On crée un nuage de points avec que des coordonnées positives pour satisfaire les hypothèses de la factorisation de matrices.

from numpy.random import rand
M = rand(2, 20)
M[1,:] += 3 * M[0,:]
M

array([[ 0.81960047,  0.63887134,  0.74019269,  0.96110175,  0.0685406 ,
         0.11103301,  0.06033529,  0.67913157,  0.10460611,  0.98860048,
         0.50497448,  0.26893866,  0.73143267,  0.32617974,  0.1332449 ,
         0.83328515,  0.3775355 ,  0.69163261,  0.53095348,  0.15601268],
       [ 2.48031078,  2.2279066 ,  2.85929872,  3.27833973,  0.27323095,
         0.53806662,  0.48019992,  2.09428487,  0.40521666,  3.94539474,
         2.36639105,  1.66857684,  3.14027534,  1.94032092,  1.22602705,
         3.09679803,  1.696636  ,  2.69144798,  1.84350664,  1.16862532]])

from sklearn.decomposition import NMF
mf = NMF(1)
W = mf.fit_transform(M)
H = mf.components_
erreur_mf(M, W, H)

0.19729615330190822

wh = W @ H

import matplotlib.pyplot as plt
fig, ax = plt.subplots(1, 1)
ax.plot(M[0,:], M[1,:], "ob")
ax.plot(wh[0,:], wh[1,:], "or")
ax.set_xlim([0,1])
ax.set_ylim([0,4])

(0, 4)

../_images/mf_acp_9_1.png

ACP : analyse en composantes principales #

from sklearn.decomposition import PCA
pca = PCA(n_components=1)
pca.fit(M.T)

PCA(copy=True, iterated_power='auto', n_components=1, random_state=None,
  svd_solver='auto', tol=0.0, whiten=False)

projected_points = pca.inverse_transform(pca.transform(M.T))
pj = projected_points.T

import matplotlib.pyplot as plt
fig, ax = plt.subplots(1, 1)
ax.plot(M[0,:], M[1,:], "ob")
ax.plot(wh[0,:], wh[1,:], "or")
ax.plot(pj[0,:], pj[1,:], "og")
ax.set_xlim([0,1])
ax.set_ylim([0,4])

(0, 4)

../_images/mf_acp_13_1.png

Les résultats ne sont pas exactement identiques car l’ACP centre le nuage de points par défaut. On utilise celui de statsmodels pour éviter cela.
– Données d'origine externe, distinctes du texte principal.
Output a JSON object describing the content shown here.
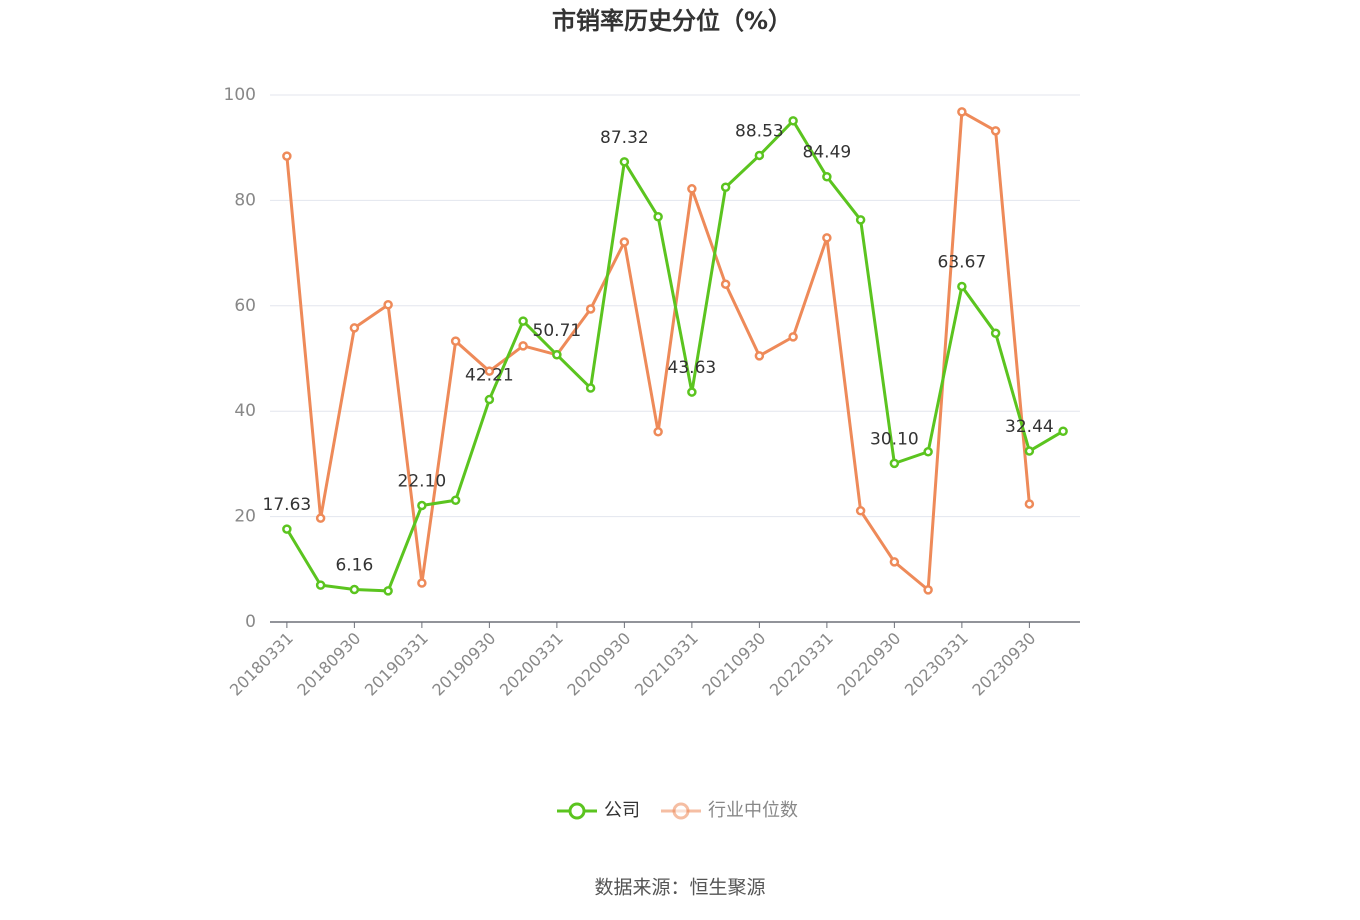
{
  "chart_data": {
    "type": "line",
    "title": "市销率历史分位（%）",
    "source": "数据来源：恒生聚源",
    "categories": [
      "20180331",
      null,
      "20180930",
      null,
      "20190331",
      null,
      "20190930",
      null,
      "20200331",
      null,
      "20200930",
      null,
      "20210331",
      null,
      "20210930",
      null,
      "20220331",
      null,
      "20220930",
      null,
      "20230331",
      null,
      "20230930",
      null
    ],
    "series": [
      {
        "name": "公司",
        "color": "#5bc41f",
        "values": [
          17.63,
          7.0,
          6.16,
          5.9,
          22.1,
          23.1,
          42.21,
          57.1,
          50.71,
          44.4,
          87.32,
          76.9,
          43.63,
          82.5,
          88.53,
          95.1,
          84.49,
          76.3,
          30.1,
          32.3,
          63.67,
          54.8,
          32.44,
          36.2
        ],
        "value_labels": [
          "17.63",
          null,
          "6.16",
          null,
          "22.10",
          null,
          "42.21",
          null,
          "50.71",
          null,
          "87.32",
          null,
          "43.63",
          null,
          "88.53",
          null,
          "84.49",
          null,
          "30.10",
          null,
          "63.67",
          null,
          "32.44",
          null
        ]
      },
      {
        "name": "行业中位数",
        "color": "#ee8a59",
        "values": [
          88.4,
          19.7,
          55.8,
          60.2,
          7.4,
          53.3,
          47.6,
          52.4,
          50.7,
          59.4,
          72.1,
          36.1,
          82.2,
          64.1,
          50.5,
          54.1,
          72.9,
          21.1,
          11.4,
          6.1,
          96.8,
          93.2,
          22.4,
          null
        ]
      }
    ],
    "ylim": [
      0,
      100
    ],
    "yticks": [
      0,
      20,
      40,
      60,
      80,
      100
    ],
    "grid": true
  }
}
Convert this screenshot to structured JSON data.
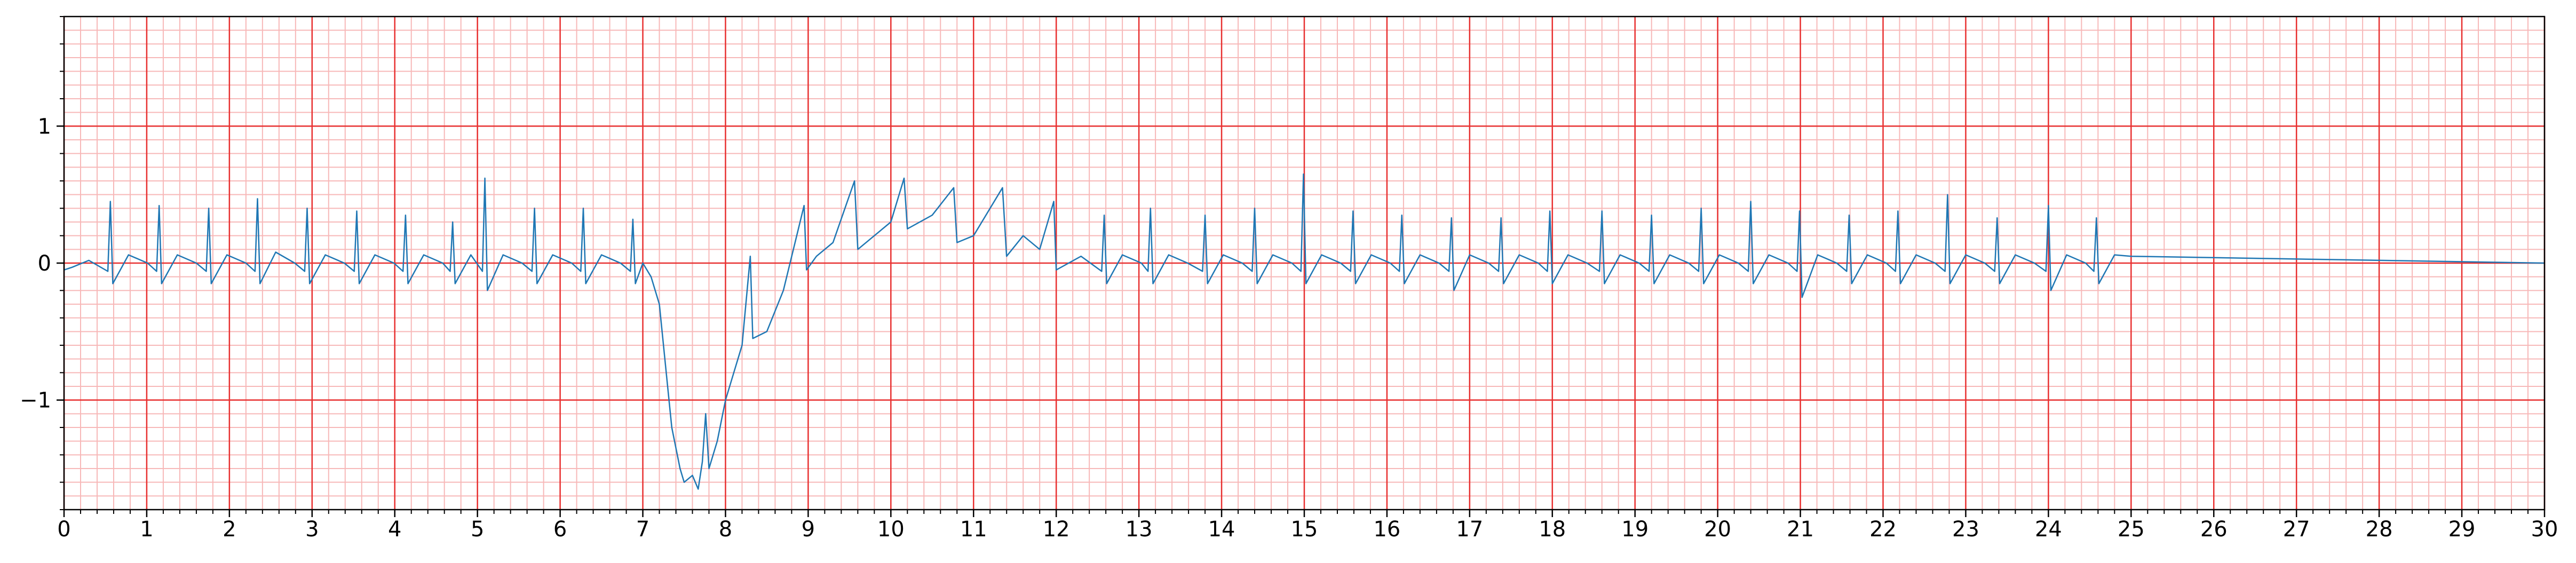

from statsmodels.multivariate.pca import PCA
pca = PCA(M.T, ncomp=1, standardize=False, demean=False, normalize=False)
pca

Principal Component Analysis(nobs: 20, nvar: 2, transformation: None, normalization: False, number of components: 1, SVD, id: 0x1c01a2861d0)

pj2 = pca.projection.T

import matplotlib.pyplot as plt
fig, ax = plt.subplots(1, 1)
ax.plot(M[0,:], M[1,:], "ob")
#ax.plot(wh[0,:], wh[1,:], "or")
ax.plot(pj[0,:], pj[1,:], "og")
ax.plot(pj2[0,:], pj2[1,:], "oy")
ax.set_xlim([0,1])
ax.set_ylim([0,4])

(0, 4)

../_images/mf_acp_17_1.png

On retrouve exactement les mêmes résultats.